The Right Rev. John Richardson Selwyn,
second son of George Augustus Selwyn, D.D., Bishop of New Zealand, and subsequently of Lichfield, was born at Waimate,
Bay of Islands, New Zealand, on the 20th of May, 1844. His father's duties taking him much from home, the early years of the future Bishop were mostly spent under the care of his mother (Sarah Harriet, daughter of Sir John Richardson, Q.C.), and of Archdeacon Abraham, subsequently Bishop or Wellington.
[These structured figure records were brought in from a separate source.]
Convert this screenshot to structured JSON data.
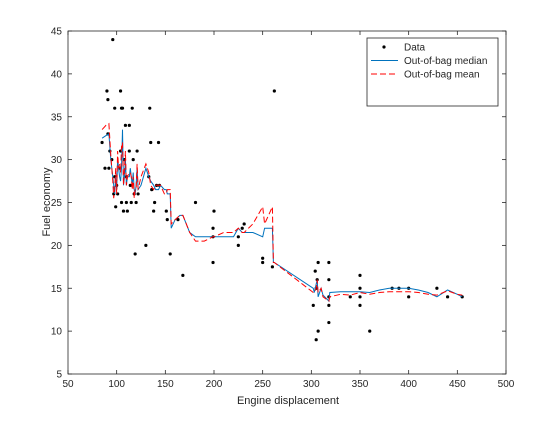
{
  "chart_data": {
    "type": "scatter",
    "xlabel": "Engine displacement",
    "ylabel": "Fuel economy",
    "xlim": [
      50,
      500
    ],
    "ylim": [
      5,
      45
    ],
    "xticks": [
      50,
      100,
      150,
      200,
      250,
      300,
      350,
      400,
      450,
      500
    ],
    "yticks": [
      5,
      10,
      15,
      20,
      25,
      30,
      35,
      40,
      45
    ],
    "grid": false,
    "legend_position": "top-right",
    "series": [
      {
        "name": "Data",
        "style": "points",
        "color": "#000000",
        "points": [
          [
            85,
            32
          ],
          [
            88,
            29
          ],
          [
            90,
            38
          ],
          [
            91,
            37
          ],
          [
            91,
            33
          ],
          [
            92,
            29
          ],
          [
            93,
            31
          ],
          [
            95,
            30
          ],
          [
            96,
            44
          ],
          [
            97,
            26
          ],
          [
            98,
            28
          ],
          [
            98,
            36
          ],
          [
            99,
            24.5
          ],
          [
            100,
            27
          ],
          [
            101,
            26
          ],
          [
            103,
            29
          ],
          [
            104,
            38
          ],
          [
            104,
            31
          ],
          [
            105,
            36
          ],
          [
            105,
            25
          ],
          [
            106,
            36
          ],
          [
            107,
            24
          ],
          [
            108,
            30
          ],
          [
            109,
            34
          ],
          [
            110,
            28
          ],
          [
            110,
            25
          ],
          [
            111,
            24
          ],
          [
            113,
            34
          ],
          [
            113,
            31
          ],
          [
            114,
            27
          ],
          [
            115,
            25
          ],
          [
            116,
            36
          ],
          [
            117,
            30
          ],
          [
            118,
            26
          ],
          [
            119,
            19
          ],
          [
            120,
            25
          ],
          [
            121,
            31
          ],
          [
            122,
            26
          ],
          [
            130,
            20
          ],
          [
            133,
            28
          ],
          [
            134,
            36
          ],
          [
            135,
            32
          ],
          [
            136,
            26.5
          ],
          [
            138,
            24
          ],
          [
            139,
            25
          ],
          [
            141,
            27
          ],
          [
            143,
            32
          ],
          [
            144,
            27
          ],
          [
            151,
            24
          ],
          [
            152,
            23
          ],
          [
            155,
            19
          ],
          [
            163,
            23
          ],
          [
            168,
            16.5
          ],
          [
            181,
            25
          ],
          [
            199,
            18
          ],
          [
            199,
            21
          ],
          [
            199,
            22
          ],
          [
            200,
            24
          ],
          [
            225,
            20
          ],
          [
            225,
            21
          ],
          [
            229,
            22
          ],
          [
            231,
            22.5
          ],
          [
            250,
            18.5
          ],
          [
            250,
            18
          ],
          [
            260,
            17.5
          ],
          [
            262,
            38
          ],
          [
            302,
            13
          ],
          [
            304,
            17
          ],
          [
            305,
            9
          ],
          [
            305,
            15
          ],
          [
            306,
            16
          ],
          [
            307,
            10
          ],
          [
            307,
            18
          ],
          [
            318,
            18
          ],
          [
            318,
            11
          ],
          [
            318,
            13
          ],
          [
            318,
            14
          ],
          [
            318,
            16
          ],
          [
            340,
            14
          ],
          [
            350,
            13
          ],
          [
            350,
            14
          ],
          [
            350,
            15
          ],
          [
            350,
            16.5
          ],
          [
            360,
            10
          ],
          [
            383,
            15
          ],
          [
            390,
            15
          ],
          [
            400,
            14
          ],
          [
            400,
            15
          ],
          [
            429,
            15
          ],
          [
            440,
            14
          ],
          [
            455,
            14
          ]
        ]
      },
      {
        "name": "Out-of-bag median",
        "style": "line",
        "color": "#0072BD",
        "points": [
          [
            85,
            32.5
          ],
          [
            89,
            32.8
          ],
          [
            92,
            33
          ],
          [
            94,
            30
          ],
          [
            96,
            28
          ],
          [
            97,
            27
          ],
          [
            98,
            26
          ],
          [
            99,
            28
          ],
          [
            100,
            26.5
          ],
          [
            101,
            30
          ],
          [
            102,
            29
          ],
          [
            103,
            28
          ],
          [
            104,
            27.5
          ],
          [
            105,
            29
          ],
          [
            106,
            33.5
          ],
          [
            107,
            27
          ],
          [
            108,
            28
          ],
          [
            109,
            30
          ],
          [
            110,
            27
          ],
          [
            111,
            28
          ],
          [
            113,
            28
          ],
          [
            114,
            29
          ],
          [
            115,
            28
          ],
          [
            116,
            27
          ],
          [
            117,
            28.5
          ],
          [
            118,
            26.5
          ],
          [
            119,
            26
          ],
          [
            120,
            27
          ],
          [
            121,
            29
          ],
          [
            122,
            26.5
          ],
          [
            125,
            27
          ],
          [
            130,
            29
          ],
          [
            133,
            28
          ],
          [
            135,
            27.5
          ],
          [
            138,
            27
          ],
          [
            140,
            26.5
          ],
          [
            143,
            26.5
          ],
          [
            145,
            27
          ],
          [
            149,
            26.5
          ],
          [
            151,
            26.5
          ],
          [
            152,
            26
          ],
          [
            155,
            26
          ],
          [
            156,
            22
          ],
          [
            160,
            23
          ],
          [
            165,
            23.5
          ],
          [
            168,
            23.5
          ],
          [
            175,
            21.5
          ],
          [
            181,
            21
          ],
          [
            190,
            21
          ],
          [
            199,
            21
          ],
          [
            200,
            21
          ],
          [
            210,
            21
          ],
          [
            220,
            21
          ],
          [
            225,
            22
          ],
          [
            229,
            21.5
          ],
          [
            231,
            21.5
          ],
          [
            240,
            21.5
          ],
          [
            250,
            21
          ],
          [
            252,
            22
          ],
          [
            260,
            22
          ],
          [
            261,
            18
          ],
          [
            262,
            18
          ],
          [
            302,
            15
          ],
          [
            303,
            14.5
          ],
          [
            305,
            15.5
          ],
          [
            306,
            16
          ],
          [
            307,
            14
          ],
          [
            310,
            15
          ],
          [
            312,
            14.2
          ],
          [
            318,
            13.5
          ],
          [
            319,
            14.5
          ],
          [
            330,
            14.6
          ],
          [
            340,
            14.6
          ],
          [
            350,
            14.6
          ],
          [
            360,
            14.5
          ],
          [
            370,
            14.8
          ],
          [
            380,
            15
          ],
          [
            390,
            15
          ],
          [
            400,
            15
          ],
          [
            410,
            14.8
          ],
          [
            420,
            14.5
          ],
          [
            429,
            14
          ],
          [
            440,
            14.8
          ],
          [
            450,
            14.3
          ],
          [
            455,
            14
          ]
        ]
      },
      {
        "name": "Out-of-bag mean",
        "style": "dashed",
        "color": "#FF0000",
        "points": [
          [
            85,
            33.5
          ],
          [
            89,
            34
          ],
          [
            92,
            34.2
          ],
          [
            94,
            30.5
          ],
          [
            96,
            27.5
          ],
          [
            97,
            25.5
          ],
          [
            98,
            26.5
          ],
          [
            99,
            29
          ],
          [
            100,
            26
          ],
          [
            101,
            31
          ],
          [
            102,
            29
          ],
          [
            103,
            29.5
          ],
          [
            104,
            28.5
          ],
          [
            105,
            31.5
          ],
          [
            106,
            32
          ],
          [
            107,
            27
          ],
          [
            108,
            29
          ],
          [
            109,
            31
          ],
          [
            110,
            27
          ],
          [
            111,
            28
          ],
          [
            113,
            28.5
          ],
          [
            114,
            28.5
          ],
          [
            115,
            28
          ],
          [
            116,
            26.5
          ],
          [
            117,
            28
          ],
          [
            118,
            25.5
          ],
          [
            119,
            26.5
          ],
          [
            120,
            26.5
          ],
          [
            121,
            29.5
          ],
          [
            122,
            26.5
          ],
          [
            125,
            28
          ],
          [
            130,
            29.5
          ],
          [
            133,
            28.5
          ],
          [
            135,
            27
          ],
          [
            138,
            26.5
          ],
          [
            140,
            27
          ],
          [
            143,
            27
          ],
          [
            145,
            27
          ],
          [
            149,
            26
          ],
          [
            151,
            26
          ],
          [
            152,
            26.5
          ],
          [
            155,
            26.5
          ],
          [
            156,
            22.5
          ],
          [
            160,
            23
          ],
          [
            165,
            23.5
          ],
          [
            168,
            23.5
          ],
          [
            175,
            21.5
          ],
          [
            181,
            20.5
          ],
          [
            190,
            20.5
          ],
          [
            199,
            21
          ],
          [
            200,
            21
          ],
          [
            210,
            21.5
          ],
          [
            220,
            21.5
          ],
          [
            225,
            22
          ],
          [
            229,
            21.5
          ],
          [
            231,
            21.5
          ],
          [
            240,
            22.5
          ],
          [
            250,
            24.5
          ],
          [
            252,
            22.5
          ],
          [
            260,
            24.5
          ],
          [
            261,
            18
          ],
          [
            262,
            18
          ],
          [
            302,
            14.5
          ],
          [
            303,
            14.5
          ],
          [
            305,
            15
          ],
          [
            306,
            16
          ],
          [
            307,
            14.5
          ],
          [
            310,
            15
          ],
          [
            312,
            14
          ],
          [
            318,
            13.5
          ],
          [
            319,
            14
          ],
          [
            330,
            14.3
          ],
          [
            340,
            14.2
          ],
          [
            350,
            14.5
          ],
          [
            360,
            14.3
          ],
          [
            370,
            14.5
          ],
          [
            380,
            14.6
          ],
          [
            390,
            14.6
          ],
          [
            400,
            14.6
          ],
          [
            410,
            14.5
          ],
          [
            420,
            14.3
          ],
          [
            429,
            14.2
          ],
          [
            440,
            14.7
          ],
          [
            450,
            14.3
          ],
          [
            455,
            14.2
          ]
        ]
      }
    ]
  }
}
Young Selwyn was sent to Eton College in 1854. There he distinguished himself as an athlete; he matriculated at Trinity College, Cambridge, in 1862; and passed in the third class of the Classical Tripos in 1866. In 1867 he visited his father in New Zealand, and, under the influence of his parents and friends and Bishop Patteson, he decided to abandon the study of law and seek holy orders. He was ordained at Trinity in 1869, and was placed in charge of St. George's, Wolverhampton, in 1870. After the death of Bishop Patteson, in 1871, Mr. Selwyn went out with his wife and his friend, the Rev. J. Still, to Melanesia. In 1874 he was nominated by the Melanesian Mission staff as their Bishop (Dr. Codrington, the acting head of the Mission, declining the post), and was consecrated Bishop at Nelson, New Zealand, in February, 1877. His episcopate was marked by a steady development of the work in all parts of his island diocese; his tact was exhibited in gaining an entrance into the difficult Santa Cruz group; and conspicuously in assisting Her Majesty's naval officers in dealing with the natives of Florida, and bringing the murderers of Lieutenant Bower to justice. The Banks Islands, the Torres Islands, the northern New Hebrides, the South-East Solomon Islands,
were largely evangelised during his episcopate; and Florida became practically Christian. The Bishop suffered much from rheumatism and malarial sciatica, incurred in the unsparing prosecution of his missionary work; and in 1890 he was taken to England crippled for life. In 1893 he was unanimously elected Master of Selwyn College, Cambridge, where he lived long enough to leave his mark, both on that College and on the University of Cambridge. His manly directness, his magnificent pluck, his tender sympathy with all sorts and conditions of men, and, chief of all, his deep piety, caused him to be a wide influence for good. After his retirement from the bishopric of Melanesia, he devoted himself with untiring zeal to furthering the Mission cause in England; and his unsparing exertions probably hastened his end, which came at Pau, France, on the 12th of February, 1898, at the early age of fifty-three. The Bishop was twice married; in January, 1872, to Miss Clara Innes, by whom he had three children, Margaret, Rebie, and Stephen; the last-named is now a graduate of Trinity, Cambridge, and in holy orders. Mrs. Selwyn died at Norfolk Island in 1878, and in 1885 the Bishop married again, his second wife being Miss Annie Mort, daughter of a well-known and hearty supporter of the Mission from the days of Bishop Patteson. Three children. Dorothy, Mary, and George Augustus, are the issue of this marriage. The Bishop's life and work are to be commemorated (a) in connection with Selwyn College, by the stall work in the College Chapel; (b) in Mclanesia by a stone church in the Solomon Islands. Besides his pamphlets and single sermons, a small brochure written by him and published by the S.P.C.K., on “Work in the Colonies and in the Mission Field,” has had a wide circulation, and has exercised a farreaching influence. A memoir of his life, by J. J. How, son of the late Bishop of Wakefield, gives an admirable picture of the man and of his work.